Today, as I’m sure all are aware, the fee for issuing divorce proceedings has been increased, from £410 to £550, despite the fact that the actual administrative cost of divorce is just £270 (although as I write this I have not yet seen that the necessary Statutory Instrument has been made* – the whole thing seems to be being pushed through with unseemly haste). The increase has been met with universal disgust and dismay. Marilyn Stowe has called it a ‘misery tax’, and Jo Edwards Chair of Resolution, the association of family lawyers, has said that it “will lead to confusion, hardship, and avoidable additional pain for separating couples”.
It will do all of those things. For example, it will mean those who earn just too much to be eligible for a fee exemption may simply be unable to afford to get divorced, leaving them in an appalling limbo. It will also no doubt mean that there will be further argument over which party should pay the costs of the divorce – introducing more animosity, and therefore making it less likely that the parties will be able to agree other, more important, matters such as arrangements for children and the financial/property settlement.
An applicant should never be charged more to use the court system than their application costs the system. That is something so fundamental that I can’t believe that I (along with many others) am having to say it. Access to the law should not be discouraged by financial penalty.

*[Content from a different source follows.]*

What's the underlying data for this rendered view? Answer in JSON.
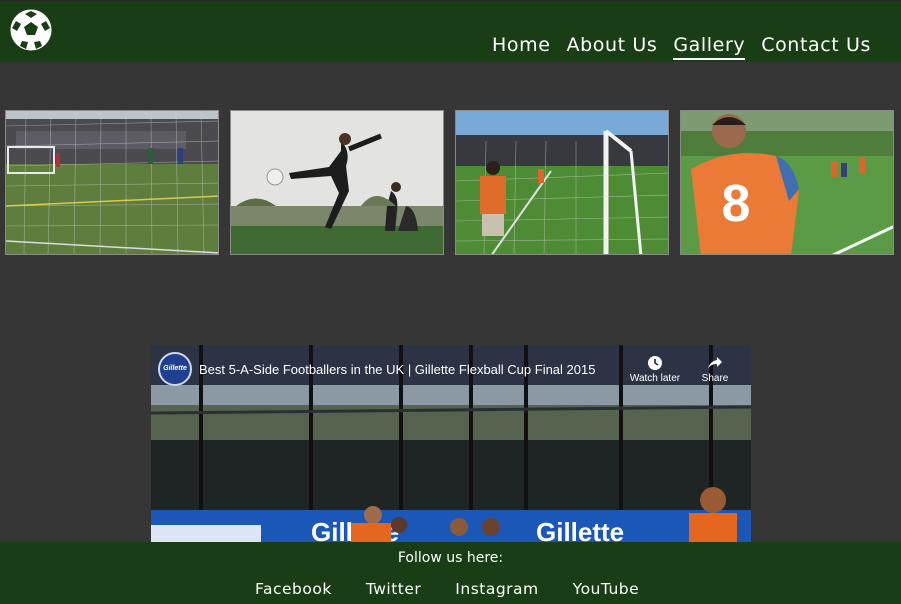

The other thing that is striking about this situation is that there is at least one group of users of the family courts that take up vastly more of the court’s resources than other users, but still pay the same court fee, which doesn’t even remotely cover the cost that they cause to the system. I am talking about those who embark upon lengthy financial remedy claims. Only last week I came across a case that took up thirteen days of High Court time just for the final financial remedies hearing(s), not to mention all of the previous hearings along the way and the enormous amount of time that the judges would have taken to prepare two long and very detailed judgments. Yet the court fee for this financial remedies application would have been the same as for any other such application (currently £255).

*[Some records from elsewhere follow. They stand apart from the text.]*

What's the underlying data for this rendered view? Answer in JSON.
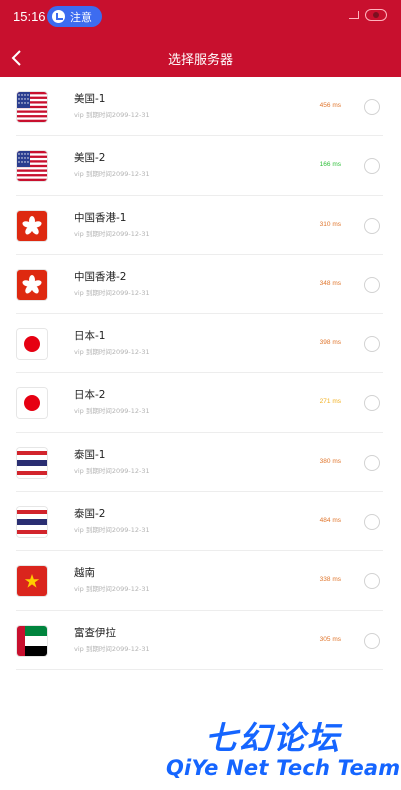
{
  "status_bar": {
    "time": "15:16",
    "notice_label": "注意"
  },
  "header": {
    "title": "选择服务器",
    "back_icon": "chevron-left-icon"
  },
  "servers": [
    {
      "name": "美国-1",
      "sub": "vip 到期时间2099-12-31",
      "ping": "456 ms",
      "ping_color": "#e0762d",
      "flag": "us"
    },
    {
      "name": "美国-2",
      "sub": "vip 到期时间2099-12-31",
      "ping": "166 ms",
      "ping_color": "#2fbf3a",
      "flag": "us"
    },
    {
      "name": "中国香港-1",
      "sub": "vip 到期时间2099-12-31",
      "ping": "310 ms",
      "ping_color": "#e0762d",
      "flag": "hk"
    },
    {
      "name": "中国香港-2",
      "sub": "vip 到期时间2099-12-31",
      "ping": "348 ms",
      "ping_color": "#e0762d",
      "flag": "hk"
    },
    {
      "name": "日本-1",
      "sub": "vip 到期时间2099-12-31",
      "ping": "398 ms",
      "ping_color": "#e0762d",
      "flag": "jp"
    },
    {
      "name": "日本-2",
      "sub": "vip 到期时间2099-12-31",
      "ping": "271 ms",
      "ping_color": "#f2b020",
      "flag": "jp"
    },
    {
      "name": "泰国-1",
      "sub": "vip 到期时间2099-12-31",
      "ping": "380 ms",
      "ping_color": "#e0762d",
      "flag": "th"
    },
    {
      "name": "泰国-2",
      "sub": "vip 到期时间2099-12-31",
      "ping": "484 ms",
      "ping_color": "#e0762d",
      "flag": "th"
    },
    {
      "name": "越南",
      "sub": "vip 到期时间2099-12-31",
      "ping": "338 ms",
      "ping_color": "#e0762d",
      "flag": "vn"
    },
    {
      "name": "富查伊拉",
      "sub": "vip 到期时间2099-12-31",
      "ping": "305 ms",
      "ping_color": "#e0762d",
      "flag": "ae"
    }
  ],
  "watermark": {
    "title": "七幻论坛",
    "subtitle": "QiYe Net Tech Team"
  },
  "colors": {
    "header_bg": "#c8102e",
    "notice_pill": "#3d6cf0",
    "watermark": "#1565ff"
  }
}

Surely, it would be fairer to all concerned (including the taxpayer) if the fee payable on a financial remedies claim bore some relation to the actual cost involved? It could at least relate to the amount of court time taken up by the final hearing. I don’t know how much one day’s court time costs the system, but for the sake of argument let’s say it is £2000. Should not the parties then pay £2000 for each day that the final hearing takes?

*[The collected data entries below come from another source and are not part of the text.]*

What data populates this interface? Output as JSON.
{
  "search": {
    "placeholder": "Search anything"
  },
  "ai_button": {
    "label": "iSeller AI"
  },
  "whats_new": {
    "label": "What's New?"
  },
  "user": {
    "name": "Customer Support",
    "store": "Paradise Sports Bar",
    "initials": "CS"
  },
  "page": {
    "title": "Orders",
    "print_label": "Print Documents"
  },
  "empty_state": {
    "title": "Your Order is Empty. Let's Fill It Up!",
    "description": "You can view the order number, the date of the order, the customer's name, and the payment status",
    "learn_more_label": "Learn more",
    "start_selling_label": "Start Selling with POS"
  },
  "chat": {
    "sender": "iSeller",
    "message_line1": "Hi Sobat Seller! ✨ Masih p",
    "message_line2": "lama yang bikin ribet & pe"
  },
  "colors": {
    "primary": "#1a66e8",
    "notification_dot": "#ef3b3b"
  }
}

Higher court fees for longer financial cases will not necessarily penalise the wealthy (they can still settle, like anyone else), but they will perform five functions:
- Increase court income, obviously.
- Ensure that those who use the courts the most pay the most.
- Make sure that the parties pay something like the true costs they are causing to the system.
- Further encourage settlement, or the use of alternative methods of dispute resolution, such as mediation and arbitration, thereby freeing up precious court time.
- Encourage less argument and shorter hearings, also freeing up court time.
I’m not sure exactly how such a system would work in practice. Perhaps the court fee could be payable upon the filing of a time estimate for the final hearing, or maybe it could simply be payable at the end of the hearing, when the exact amount of court time taken up is known.
Whatever, such a system would surely generate enough money (or costs savings in court time) to eradicate the need to penalise those who simply want to dissolve a failed marriage, and who do not cost the system much at all (and probably even less if we are to have an online divorce system, as our President has indicated). This is, of course, assuming that all money generated by court fees goes towards the running of the courts system. Or are our courts to be a profit-making organisation
*UPDATE: I have now seen the Statutory Instrument bringing in the new fee. It was made last Thursday 17 March, giving precisely one clear day’s notice of the change (although the SI was not published on the legislation.gov.uk website until today). Clearly, the idea was to minimise notice of the change, and thereby maximise the profit that it brings. It is quite appalling to treat court users in this way.